Humm… Montse, hola, qué buena que estás. Se inclinó sobre la mesa buscando sus labios mientras sus dedos se interesaban por las caderas de la arisca secretaria. “¡Vete a la mierda niñato!. ¿A que te grabo con el móvil y ya tengo prueba?. Te voy a empapelar por acoso laboral, que soy del sindicato, ya lo sabes. Él insistía: Vamos Montse, que tú yo sabemos lo rico que está eso de follar. “O dejas de meterme mano o te disparo con este sparay”. Oh, lo que me faltaba, perfumado con “Aromas de Montserrat”. Pero para entonces la secretaria se había echado a un lado porque no atinaba con la cámara del móvil. ¡Gracias Montse, ya tengo lo que quería!. Se abalanzó sobre la mesa, asió el sillón de la secretaria por el reposabrazos y de un estirón lo alzó en vilo y lo cargó sobre su cabeza. Sin dudar, se dirigió a las puertas de la Sala de Juntas con el sillón en la cabeza y les aplicó la Ley Corcuera. ¡Poumm! y las abrió. Definitivamente ese chico y las puertas no se llevaban nada bien.
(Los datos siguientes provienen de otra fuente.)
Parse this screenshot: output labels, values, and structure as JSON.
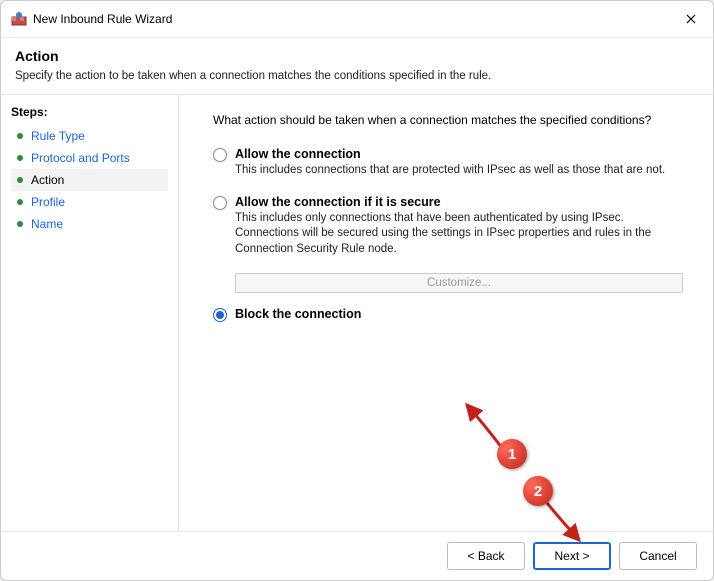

Con permiso, permisooo, ¿me deja pasar?, con permiso, un poco más y… Y fue abriéndose camino por detrás de todos los sillones ocupados, en dirección al lugar donde estaba sentado su jefe. El revuelo no acababa de tomar forma porque quien entraba de esas maneras parecía un modelo híbrido de “Hombre-sillón con patas arriba” al que no se le veía el rostro. Al llegar al lado del gordo y viejo hombre de nuestra historia, echó hacia adelante el sillón de forma que el hombrecillo soplapollas que estaba sentado allí para husmear de reojo en los papeles del viejo y chivárselo a los del grupo tácito, empujó con fuerza sus manos contra la mesa para salir disparado en el sillón con ruedas hacia atrás. “Muy hábil, sí señor. Llegas a quedarte donde estabas y te plancho”, dijo el joven, pero sonrió hipócritamente para disimular su ira hacia aquellas personas. El viejo no se había inmutado en ningún momento. Sin alzar la vista de los legajos que manejaba pronunció en voz baja y cerca de su oido estas palabras: “A los tres de tu derecha les están haciendo señas los del fondo de la sala, para que protesten o averiguen porqué estás aquí”. El joven se giró hacia ellos: la secretaria abortó hace un rato en el lavabo, yo hice lo que pude pero al final se la tuvieron que llevar. Después Don Enrique me llamó al móvil para decirme que se había dejado las gafas en casa y que necesitaba alguien que tomara algunas notas y les leyera el informe anual. ¡AAuu!. El viejo le había clavado ligeramente la estilográfica cerrada en la cintura. Bueno el informe anual no, porque todavía no es la época pero… El viejo gordo cortó en seco y le obligó a contestar lo más discretamente posible: dime Juan, porqué has entrado, y siguió con sus papeles. El joven apretó los labios y frunció el ceño antes de contestar. “Si por tener las manos limpias nunca haces nada, se te acaban manchando con la pobre sangre de los demás”.